When he got to his front door, twelve steps up from the street, Treya was there holding it open for him. Two-and-a-half-year-old Rachel, awake way past her bedtime and finally seeing her father, broke from around Treya's legs and threw herself headlong at him. "Daddy, Daddy, Daddy, Daddy!" Catching her up, he gathered her in, smothering her with kisses while she squealed with delight. With a last kiss he pulled her close, then caught something in his wife's eye.

"Rita tells me you and she were talking about women's things. Does that have to do with your maybe good news?" Treya kissed him hello, quickly, on his cheek, then turned away and stepped back to let the two of them in. "Have you been crying?"

She kept herself turned away, shook her head no. But too fast. And she started walking toward the kitchen. Still carrying Rachel, Glitsky followed. "Trey?"

"I'm just emotional," she said. "About this possibly good news, which I so hope it is." She squared her shoulders, took a deep breath and turned to face him. "It looks like we're going to have another baby." She waited, breathless for a minute, then unloosed a torrent. "Are you okay with that? Please say you are. I know we never talked about it specifically, I mean whether we were actually trying. And I just found out this morning. I've been wanting to tell you all day, but didn't just want to leave a message, and then when you didn't call me even once during the day or come home, I thought the mayor must have done something awful, and I didn't want to bother you by calling at work if you had some crisis, but then it got so late…"

Glitsky closed the distance between them and put his free arm around her.

"Sandwich hug!" Rachel, in heaven between them.

"Sandwich hug," Treya repeated to her daughter, kissing her. Then she looked up at her husband through a film of tears. "Okay? It's okay, isn't it?"

"More than okay," he said. "Unalloyed."

6

The next morning, Friday, Dismas Hardy made it downstairs at a few minutes past seven. Breakfast noises emanated from the dining room, but he walked directly across the kitchen first, to the coffeepot where he poured himself a cup. Turning right into the family room, toward the back of the house, he tapped the glass of his tropical fish tank and poured some food into it. All his dozen little fishies seemed to be in good health as they rocketed to the surface, the tank was algae-free, the pump gurgled with a quiet efficiency.

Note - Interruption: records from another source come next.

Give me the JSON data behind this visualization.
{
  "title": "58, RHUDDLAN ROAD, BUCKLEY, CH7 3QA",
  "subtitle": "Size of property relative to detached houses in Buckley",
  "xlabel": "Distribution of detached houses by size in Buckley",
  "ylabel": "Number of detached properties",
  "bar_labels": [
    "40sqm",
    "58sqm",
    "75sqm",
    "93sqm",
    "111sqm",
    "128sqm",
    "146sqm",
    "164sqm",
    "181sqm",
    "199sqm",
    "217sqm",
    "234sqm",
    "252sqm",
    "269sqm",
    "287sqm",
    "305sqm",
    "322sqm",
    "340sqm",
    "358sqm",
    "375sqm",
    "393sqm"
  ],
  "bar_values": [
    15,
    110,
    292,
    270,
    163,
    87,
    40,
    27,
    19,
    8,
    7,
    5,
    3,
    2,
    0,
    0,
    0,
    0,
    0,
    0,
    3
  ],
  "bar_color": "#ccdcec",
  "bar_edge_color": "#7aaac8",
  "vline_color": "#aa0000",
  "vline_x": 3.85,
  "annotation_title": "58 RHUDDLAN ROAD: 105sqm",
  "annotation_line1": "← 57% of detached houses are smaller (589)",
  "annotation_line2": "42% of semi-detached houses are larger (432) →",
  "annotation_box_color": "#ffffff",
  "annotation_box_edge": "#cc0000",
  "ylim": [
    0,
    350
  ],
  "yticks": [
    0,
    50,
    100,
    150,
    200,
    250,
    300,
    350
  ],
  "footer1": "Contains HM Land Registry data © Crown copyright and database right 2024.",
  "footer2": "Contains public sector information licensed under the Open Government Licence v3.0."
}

"You love those guys, don't you?" His wife, Frannie, stood in the doorway.

"Love might be a little strong, being reserved only for my mate." He crossed over and kissed her good morning. "That would be you, the mate."

"Loves wife more than goldfish," she said. "And people say the romance goes."

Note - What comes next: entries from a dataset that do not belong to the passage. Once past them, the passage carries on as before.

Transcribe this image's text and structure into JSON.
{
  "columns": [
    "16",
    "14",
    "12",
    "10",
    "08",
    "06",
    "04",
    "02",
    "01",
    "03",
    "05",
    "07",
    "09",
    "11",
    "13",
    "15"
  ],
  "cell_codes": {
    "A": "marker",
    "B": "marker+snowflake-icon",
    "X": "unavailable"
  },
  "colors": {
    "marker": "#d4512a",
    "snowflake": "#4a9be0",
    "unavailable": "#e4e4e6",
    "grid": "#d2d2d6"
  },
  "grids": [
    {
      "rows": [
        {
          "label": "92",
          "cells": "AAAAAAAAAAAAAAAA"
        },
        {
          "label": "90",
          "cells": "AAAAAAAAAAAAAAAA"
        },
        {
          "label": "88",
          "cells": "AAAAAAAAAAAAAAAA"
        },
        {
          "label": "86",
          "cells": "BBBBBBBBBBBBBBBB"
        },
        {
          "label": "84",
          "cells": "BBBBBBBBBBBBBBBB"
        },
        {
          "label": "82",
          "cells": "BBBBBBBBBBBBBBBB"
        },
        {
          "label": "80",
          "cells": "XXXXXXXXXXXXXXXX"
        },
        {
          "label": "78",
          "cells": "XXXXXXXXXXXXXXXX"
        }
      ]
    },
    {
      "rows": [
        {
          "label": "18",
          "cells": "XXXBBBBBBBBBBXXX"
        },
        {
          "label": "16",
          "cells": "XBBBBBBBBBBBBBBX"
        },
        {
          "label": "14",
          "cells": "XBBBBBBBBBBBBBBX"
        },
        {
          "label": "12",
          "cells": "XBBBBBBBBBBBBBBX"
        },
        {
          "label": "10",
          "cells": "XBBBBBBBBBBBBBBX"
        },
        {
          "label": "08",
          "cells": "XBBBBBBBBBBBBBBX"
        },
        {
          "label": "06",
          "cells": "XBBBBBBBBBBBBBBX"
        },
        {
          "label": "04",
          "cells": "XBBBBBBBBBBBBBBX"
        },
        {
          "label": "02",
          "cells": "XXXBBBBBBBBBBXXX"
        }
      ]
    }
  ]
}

"Never with us. Except they're not goldfish, not at forty to sixty bucks a pop."

"Sixty dollars? And they weigh, what, one ounce?"

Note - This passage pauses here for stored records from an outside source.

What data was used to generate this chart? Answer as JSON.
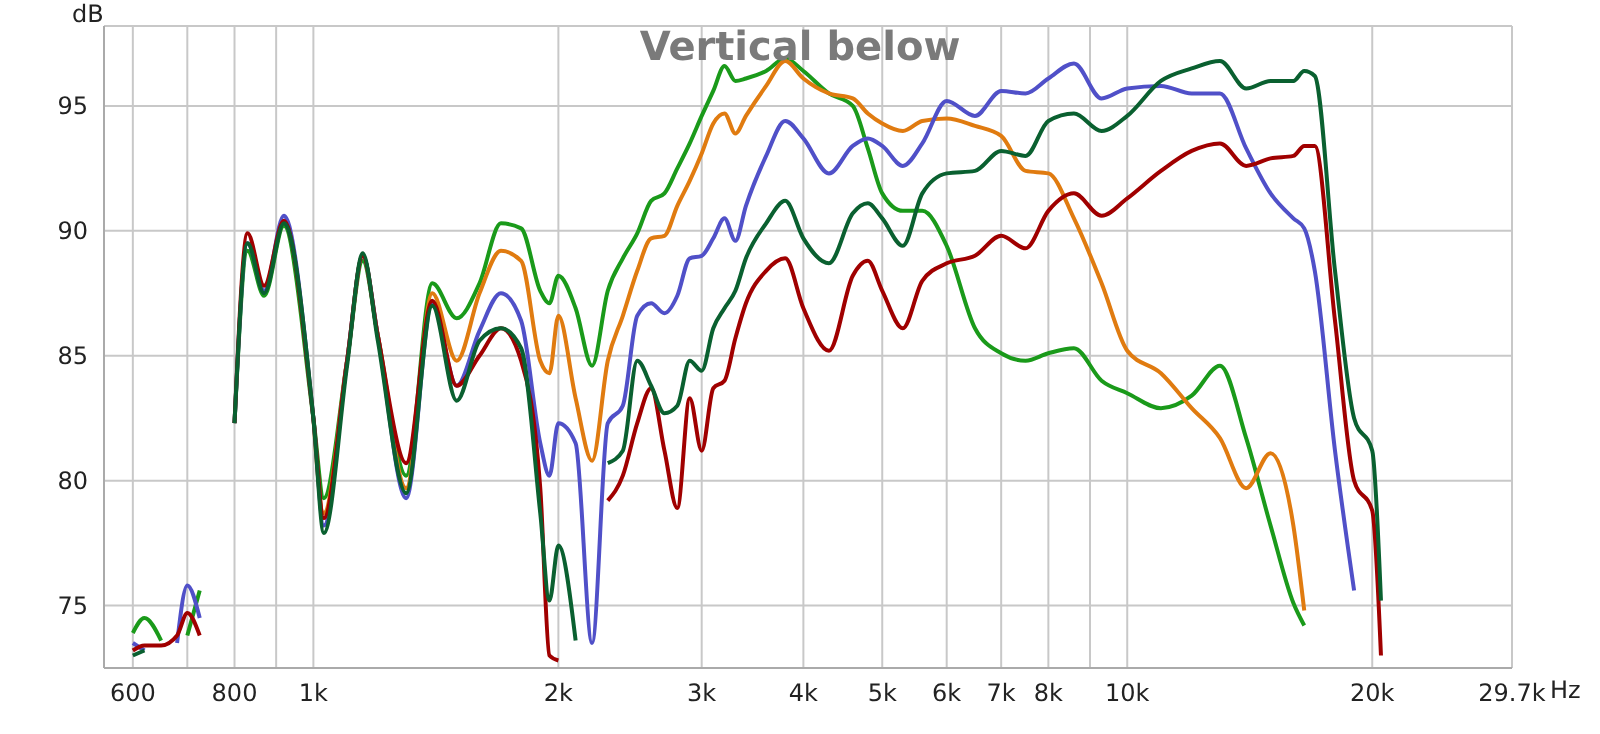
{
  "chart_data": {
    "type": "line",
    "title": "Vertical below",
    "ylabel": "dB",
    "x": [
      600,
      620,
      650,
      680,
      700,
      725,
      750,
      790,
      800,
      830,
      870,
      920,
      1000,
      1030,
      1100,
      1150,
      1200,
      1300,
      1400,
      1500,
      1600,
      1700,
      1800,
      1900,
      1950,
      2000,
      2100,
      2200,
      2300,
      2400,
      2500,
      2600,
      2700,
      2800,
      2900,
      3000,
      3100,
      3200,
      3300,
      3400,
      3600,
      3800,
      4000,
      4300,
      4600,
      4800,
      5000,
      5300,
      5600,
      6000,
      6500,
      7000,
      7500,
      8000,
      8600,
      9300,
      10000,
      11000,
      12000,
      13000,
      14000,
      15000,
      16000,
      16500,
      17000,
      18000,
      19000,
      20000,
      20500
    ],
    "series": [
      {
        "color": "#1a9a1a",
        "values": [
          73.9,
          74.5,
          73.6,
          null,
          73.8,
          75.6,
          null,
          null,
          82.3,
          89.2,
          87.4,
          90.2,
          82.5,
          79.3,
          84.8,
          88.8,
          85.8,
          80.2,
          87.9,
          86.5,
          87.9,
          90.3,
          90.1,
          87.6,
          87.1,
          88.2,
          86.9,
          84.6,
          87.6,
          88.9,
          89.9,
          91.2,
          91.5,
          92.5,
          93.5,
          94.6,
          95.6,
          96.6,
          96,
          96.1,
          96.4,
          96.9,
          96.4,
          95.5,
          95,
          93.3,
          91.5,
          90.8,
          90.8,
          89.4,
          86.1,
          85.1,
          84.8,
          85.1,
          85.3,
          84,
          83.5,
          82.9,
          83.4,
          84.6,
          81.7,
          78.2,
          75.1,
          74.2,
          null,
          null,
          null,
          null,
          null
        ]
      },
      {
        "color": "#e07b10",
        "values": [
          null,
          null,
          null,
          null,
          null,
          null,
          null,
          null,
          null,
          null,
          null,
          null,
          82.5,
          78.7,
          84.8,
          89,
          85.8,
          79.7,
          87.5,
          84.8,
          87.5,
          89.2,
          88.8,
          84.8,
          84.3,
          86.6,
          83.3,
          80.8,
          84.8,
          86.6,
          88.4,
          89.7,
          89.8,
          91,
          92,
          93.1,
          94.3,
          94.7,
          93.9,
          94.6,
          95.8,
          96.8,
          96.1,
          95.5,
          95.3,
          94.7,
          94.3,
          94,
          94.4,
          94.5,
          94.2,
          93.8,
          92.4,
          92.3,
          90.5,
          87.9,
          85.2,
          84.3,
          82.9,
          81.7,
          79.7,
          81.1,
          78.2,
          74.8,
          null,
          null,
          null,
          null,
          null
        ]
      },
      {
        "color": "#5050c8",
        "values": [
          73.5,
          73.2,
          null,
          73.5,
          75.8,
          74.5,
          null,
          null,
          82.3,
          89.5,
          87.6,
          90.6,
          82.5,
          78.2,
          84.8,
          89,
          85.8,
          79.3,
          87.1,
          83.8,
          86,
          87.5,
          86.4,
          81.5,
          80.2,
          82.3,
          81.5,
          73.5,
          82.3,
          83,
          86.6,
          87.1,
          86.7,
          87.4,
          88.9,
          89,
          89.7,
          90.5,
          89.6,
          91,
          93,
          94.4,
          93.7,
          92.3,
          93.4,
          93.7,
          93.4,
          92.6,
          93.5,
          95.2,
          94.6,
          95.6,
          95.5,
          96.1,
          96.7,
          95.3,
          95.7,
          95.8,
          95.5,
          95.5,
          93.3,
          91.5,
          90.5,
          90.1,
          88.4,
          81.2,
          75.6,
          null,
          null
        ]
      },
      {
        "color": "#a00000",
        "values": [
          73.2,
          73.4,
          73.4,
          73.8,
          74.7,
          73.8,
          null,
          null,
          82.3,
          89.9,
          87.8,
          90.4,
          82.5,
          78.5,
          84.8,
          89,
          85.8,
          80.7,
          87.2,
          83.8,
          85,
          86.1,
          84.8,
          79.7,
          73,
          72.8,
          null,
          null,
          79.2,
          80.2,
          82.3,
          83.7,
          81.2,
          78.9,
          83.3,
          81.2,
          83.7,
          84,
          85.7,
          87.1,
          88.4,
          88.9,
          86.9,
          85.2,
          88.2,
          88.8,
          87.6,
          86.1,
          88,
          88.7,
          89,
          89.8,
          89.3,
          90.8,
          91.5,
          90.6,
          91.3,
          92.4,
          93.2,
          93.5,
          92.6,
          92.9,
          93,
          93.4,
          93.4,
          86.4,
          80,
          78.8,
          73
        ]
      },
      {
        "color": "#0a6030",
        "values": [
          73,
          73.2,
          null,
          null,
          null,
          null,
          null,
          null,
          82.3,
          89.5,
          87.5,
          90.3,
          82.5,
          77.9,
          84.6,
          89.1,
          85.6,
          79.5,
          87,
          83.2,
          85.6,
          86.1,
          85.3,
          78.7,
          75.2,
          77.4,
          73.6,
          null,
          80.7,
          81.2,
          84.8,
          83.8,
          82.7,
          83,
          84.8,
          84.4,
          86.1,
          86.9,
          87.6,
          88.9,
          90.3,
          91.2,
          89.7,
          88.7,
          90.7,
          91.1,
          90.5,
          89.4,
          91.5,
          92.3,
          92.4,
          93.2,
          93,
          94.4,
          94.7,
          94,
          94.6,
          96,
          96.5,
          96.8,
          95.7,
          96,
          96,
          96.4,
          96.2,
          88.4,
          82.5,
          81.2,
          75.2
        ]
      }
    ],
    "log": "x",
    "xlim": [
      553,
      29700
    ],
    "xticks": [
      600,
      {
        "value": 700,
        "label": null
      },
      800,
      {
        "value": 900,
        "label": null
      },
      {
        "value": 1000,
        "label": "1k"
      },
      {
        "value": 2000,
        "label": "2k"
      },
      {
        "value": 3000,
        "label": "3k"
      },
      {
        "value": 4000,
        "label": "4k"
      },
      {
        "value": 5000,
        "label": "5k"
      },
      {
        "value": 6000,
        "label": "6k"
      },
      {
        "value": 7000,
        "label": "7k"
      },
      {
        "value": 8000,
        "label": "8k"
      },
      {
        "value": 9000,
        "label": null
      },
      {
        "value": 10000,
        "label": "10k"
      },
      {
        "value": 20000,
        "label": "20k"
      },
      {
        "value": 29700,
        "label": "29.7k"
      }
    ],
    "xlabel": "Hz",
    "ylim": [
      72.5,
      98.2
    ],
    "yticks": [
      75,
      80,
      85,
      90,
      95
    ],
    "grid": true,
    "line_style": "solid",
    "marker": "none"
  }
}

"That would be one of the big ones."

Frannie stared into the tank for a minute. "I'll never complain about the price of salmon again. Speaking of which, are you eating breakfast this morning? Because if you are, you'd better get in there. The lox is almost gone."

In ten seconds he was standing, glaring down at the dining room table. Both of his children were engrossed in their morning newspaper-Vincent on the comics, Rebecca with the rest of the "Datebook" section. A toasted half bagel rested in front of his regular chair at the head of the table, but there was no sign of any lox, although two small empty plates held traces of cream cheese and crumbs.

"Vincent," Frannie didn't wait to analyze, "didn't I ask you to save some lox for your father?"

The boy looked up in total affront, hands to his chest, all outraged innocence. "Hey, it's not me. I did." He pointed across the table. "Talk to her."

The Beck was a step ahead of her mother. "I didn't hear you say that." She turned to her father. "I would have, Dad-you know I would."

But Hardy didn't get a chance to answer her. This, evidently, hadn't been the first moment of friction between the women in the house this morning, and Fran-nie's frustration now boiled over a bit. "You were sitting right where you are now when I said it," she said. "How could you not have heard me?"

"I thought you were talking to Vincent."

"So you turned your hearing aid off? Was that it? You know I was talking to both of you."

"Okay, but I just didn't hear you. I didn't think you were talking to me, okay?"